Mark Eckman, MD, professor and director of the UC Division of General Internal Medicine, conducted a computer analysis that simulated outcomes for screening pediatric emergency room patients ages 15-21 for sexually transmitted infections. It will add costs to hospital budgets but Eckman says it also helps combat future health complications of STIs for young people.

Using a hypothetical population that included 10,000 emergency room visits Eckman looked at a 3.6% prevalence of chlamydia and gonorrhea - the same amount generally found in the nation's young adult population - and the impact of targeted screening, universal screening and no screening.  Under the scenario 360 STI cases would be present.

Targeted screening resulted in the detection and successful treatment of 95 of 360 STI cases (26.4%) at a cost of $313,063 and universally offered screening identified and treated 112 of 360 STI cases at a cost of $515,503. If no screening were done, 76 of 360 cases (21.1%) would be found at a cost of $190,409. 

The study's results in its entirety were recently published in the Journal of American Medical Association Pediatrics.

"Untreated chlamydia or gonorrhea can in women lead to pelvic inflammatory disease and ectopic pregnancies because of scarring in the fallopian tubes, while men can face epididymitis," says Eckman, also a UC Health physician. "Women and men could face infertility if these sexually transmitted infections are not treated."

Nationally, adolescents and young adults represent 25% of the sexually active population, but comprise 50% of all diagnosed sexually transmitted infection cases.  Of the 20 million new cases of sexually transmitted infections each year 10 million occur among adolescents and young adults.
-end-
Collaborators on this work include Jennifer Reed, MD, Cincinnati Children's Hospital; Maria Trent, MD, Johns Hopkins Medical Center; Monika Goyal, MD, Children's National Hospital and George Washington University in conjunction with the Pediatric Emergency Care Applied Research Network.

Disclosures: Dr. Eckman reported receiving grants from the National Institutes of Health National Institute of Child Health and Human Development (NICHD), the National Center for Advancing Translational Sciences, and Bristol-Myers Squibb during the conduct of the study. Dr Reed reported receiving grants from the NICHD during the conduct of the study.

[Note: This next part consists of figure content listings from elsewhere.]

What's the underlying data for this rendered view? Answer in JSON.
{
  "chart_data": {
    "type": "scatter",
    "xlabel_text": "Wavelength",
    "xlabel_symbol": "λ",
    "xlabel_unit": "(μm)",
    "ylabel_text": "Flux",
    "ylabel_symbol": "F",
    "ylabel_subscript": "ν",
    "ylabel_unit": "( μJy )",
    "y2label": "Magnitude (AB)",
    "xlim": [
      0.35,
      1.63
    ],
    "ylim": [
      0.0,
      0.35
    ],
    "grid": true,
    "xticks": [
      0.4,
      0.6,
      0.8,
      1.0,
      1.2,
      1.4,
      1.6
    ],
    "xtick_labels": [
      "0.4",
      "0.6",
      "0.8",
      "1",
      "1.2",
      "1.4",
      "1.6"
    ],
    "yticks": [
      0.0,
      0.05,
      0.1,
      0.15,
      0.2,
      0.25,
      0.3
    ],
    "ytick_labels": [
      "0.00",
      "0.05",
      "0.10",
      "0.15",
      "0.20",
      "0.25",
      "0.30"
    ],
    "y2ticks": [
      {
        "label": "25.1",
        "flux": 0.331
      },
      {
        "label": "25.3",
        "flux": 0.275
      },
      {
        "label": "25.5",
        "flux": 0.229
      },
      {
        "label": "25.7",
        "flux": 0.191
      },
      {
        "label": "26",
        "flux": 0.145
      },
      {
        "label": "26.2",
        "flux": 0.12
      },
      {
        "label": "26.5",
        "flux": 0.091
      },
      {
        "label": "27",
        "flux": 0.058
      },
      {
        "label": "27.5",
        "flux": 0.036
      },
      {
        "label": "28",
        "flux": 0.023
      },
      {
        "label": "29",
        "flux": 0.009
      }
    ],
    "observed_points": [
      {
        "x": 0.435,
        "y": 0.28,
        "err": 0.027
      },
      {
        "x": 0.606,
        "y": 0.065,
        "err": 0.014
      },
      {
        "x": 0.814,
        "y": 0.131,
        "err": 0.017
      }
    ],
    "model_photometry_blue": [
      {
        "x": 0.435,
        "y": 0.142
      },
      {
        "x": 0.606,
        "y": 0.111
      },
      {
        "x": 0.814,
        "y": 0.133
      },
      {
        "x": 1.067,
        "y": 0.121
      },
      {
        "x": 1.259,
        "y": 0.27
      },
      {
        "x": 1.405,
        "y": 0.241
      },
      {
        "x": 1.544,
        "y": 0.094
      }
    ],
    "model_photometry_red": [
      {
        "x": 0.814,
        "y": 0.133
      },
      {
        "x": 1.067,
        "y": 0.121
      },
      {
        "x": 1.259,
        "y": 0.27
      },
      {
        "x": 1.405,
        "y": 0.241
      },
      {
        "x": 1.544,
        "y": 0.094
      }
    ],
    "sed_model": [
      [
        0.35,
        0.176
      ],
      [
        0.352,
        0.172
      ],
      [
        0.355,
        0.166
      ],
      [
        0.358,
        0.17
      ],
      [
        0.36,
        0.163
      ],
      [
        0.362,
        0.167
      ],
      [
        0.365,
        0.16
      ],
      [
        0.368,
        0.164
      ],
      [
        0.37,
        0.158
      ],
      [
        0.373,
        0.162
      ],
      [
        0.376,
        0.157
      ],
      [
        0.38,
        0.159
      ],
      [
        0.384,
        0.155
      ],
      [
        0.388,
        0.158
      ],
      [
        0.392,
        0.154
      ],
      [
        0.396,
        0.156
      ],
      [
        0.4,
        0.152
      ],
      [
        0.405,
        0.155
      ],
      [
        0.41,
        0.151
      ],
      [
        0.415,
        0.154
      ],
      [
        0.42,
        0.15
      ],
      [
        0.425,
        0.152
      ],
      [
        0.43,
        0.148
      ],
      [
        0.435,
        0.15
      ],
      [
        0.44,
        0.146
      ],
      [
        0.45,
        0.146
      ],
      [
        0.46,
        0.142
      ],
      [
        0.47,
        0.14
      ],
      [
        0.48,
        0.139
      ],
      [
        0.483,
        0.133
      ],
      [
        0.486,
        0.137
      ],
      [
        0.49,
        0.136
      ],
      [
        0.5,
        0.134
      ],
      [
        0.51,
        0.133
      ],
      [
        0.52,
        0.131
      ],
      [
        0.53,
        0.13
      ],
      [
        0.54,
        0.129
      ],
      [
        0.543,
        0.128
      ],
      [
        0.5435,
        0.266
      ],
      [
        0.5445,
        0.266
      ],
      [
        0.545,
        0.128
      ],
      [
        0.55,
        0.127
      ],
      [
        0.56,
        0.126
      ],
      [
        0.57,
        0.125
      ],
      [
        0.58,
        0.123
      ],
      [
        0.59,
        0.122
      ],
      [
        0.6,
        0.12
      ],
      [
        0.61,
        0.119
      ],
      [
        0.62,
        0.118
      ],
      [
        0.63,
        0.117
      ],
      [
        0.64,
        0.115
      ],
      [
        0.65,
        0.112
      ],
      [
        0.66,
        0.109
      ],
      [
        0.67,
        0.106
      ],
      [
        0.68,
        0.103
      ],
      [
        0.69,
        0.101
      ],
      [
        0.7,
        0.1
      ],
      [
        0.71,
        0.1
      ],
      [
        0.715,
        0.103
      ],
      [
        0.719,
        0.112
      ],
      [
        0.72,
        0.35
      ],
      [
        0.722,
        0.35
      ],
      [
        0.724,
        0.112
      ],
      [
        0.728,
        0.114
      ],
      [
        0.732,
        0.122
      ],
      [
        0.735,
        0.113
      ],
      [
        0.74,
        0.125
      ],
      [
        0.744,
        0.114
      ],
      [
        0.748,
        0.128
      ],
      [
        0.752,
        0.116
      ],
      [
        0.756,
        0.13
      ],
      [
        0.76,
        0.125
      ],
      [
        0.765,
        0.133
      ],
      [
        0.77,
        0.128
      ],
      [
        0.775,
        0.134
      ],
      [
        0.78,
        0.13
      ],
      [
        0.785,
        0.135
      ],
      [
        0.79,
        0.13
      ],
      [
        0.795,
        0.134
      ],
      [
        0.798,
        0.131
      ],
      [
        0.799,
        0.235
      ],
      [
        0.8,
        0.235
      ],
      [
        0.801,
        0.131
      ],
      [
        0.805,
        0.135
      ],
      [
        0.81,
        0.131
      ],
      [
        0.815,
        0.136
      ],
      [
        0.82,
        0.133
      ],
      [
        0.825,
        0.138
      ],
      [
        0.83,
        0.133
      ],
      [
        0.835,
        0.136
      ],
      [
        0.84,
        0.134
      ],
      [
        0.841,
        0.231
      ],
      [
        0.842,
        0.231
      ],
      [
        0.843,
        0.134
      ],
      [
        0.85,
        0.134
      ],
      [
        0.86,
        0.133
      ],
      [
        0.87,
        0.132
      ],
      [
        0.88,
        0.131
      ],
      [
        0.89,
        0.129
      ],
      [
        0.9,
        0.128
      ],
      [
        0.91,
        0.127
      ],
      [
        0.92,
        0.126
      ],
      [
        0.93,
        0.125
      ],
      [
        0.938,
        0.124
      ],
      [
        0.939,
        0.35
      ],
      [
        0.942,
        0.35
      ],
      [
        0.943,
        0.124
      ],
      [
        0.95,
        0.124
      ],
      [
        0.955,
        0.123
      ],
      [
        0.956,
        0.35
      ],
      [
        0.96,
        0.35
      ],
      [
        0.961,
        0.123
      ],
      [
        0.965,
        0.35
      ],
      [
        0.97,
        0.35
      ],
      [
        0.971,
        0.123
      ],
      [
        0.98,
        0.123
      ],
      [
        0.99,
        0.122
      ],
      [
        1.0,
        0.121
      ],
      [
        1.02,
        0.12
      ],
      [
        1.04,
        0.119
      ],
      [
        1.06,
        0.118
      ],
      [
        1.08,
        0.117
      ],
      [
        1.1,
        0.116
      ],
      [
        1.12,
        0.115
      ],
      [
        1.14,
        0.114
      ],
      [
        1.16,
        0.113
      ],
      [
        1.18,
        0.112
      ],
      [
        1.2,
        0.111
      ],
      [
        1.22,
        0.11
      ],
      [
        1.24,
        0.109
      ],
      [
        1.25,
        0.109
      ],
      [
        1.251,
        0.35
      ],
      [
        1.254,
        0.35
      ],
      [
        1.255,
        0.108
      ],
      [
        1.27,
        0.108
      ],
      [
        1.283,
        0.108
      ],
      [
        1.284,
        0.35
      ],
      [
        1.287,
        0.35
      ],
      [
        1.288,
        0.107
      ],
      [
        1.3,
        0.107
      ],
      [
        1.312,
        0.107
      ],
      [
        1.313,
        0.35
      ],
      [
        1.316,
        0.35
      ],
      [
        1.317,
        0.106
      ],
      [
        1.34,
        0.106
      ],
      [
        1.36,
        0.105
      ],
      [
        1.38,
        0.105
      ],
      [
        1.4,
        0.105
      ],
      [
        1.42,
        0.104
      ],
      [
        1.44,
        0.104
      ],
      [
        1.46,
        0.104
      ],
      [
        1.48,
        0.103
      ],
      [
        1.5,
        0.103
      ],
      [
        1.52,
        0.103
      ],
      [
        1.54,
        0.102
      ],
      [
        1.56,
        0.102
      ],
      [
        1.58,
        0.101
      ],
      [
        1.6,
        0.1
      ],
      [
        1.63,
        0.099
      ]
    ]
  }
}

Dr. Trent reported receiving grants from the NICHD during the conduct of the study, grants and nonfinancial support from Hologic Inc., nonfinancial support from SpeeDx LLC, and personal fees from Church & Dwight Inc. (Trojan Sexual Health Advisory Council) outside the submitted work. Dr Goyal reported receiving grants from the NICHD during the conduct of the study.

This study was funded in part by grant R01HD094213 from the NICHD (all authors), grant UL1TR001425 from the National Center for Advancing Translational Sciences (Dr. Eckman), and grant CV 185-764 from Bristol-Myers Squibb (Dr. Eckman).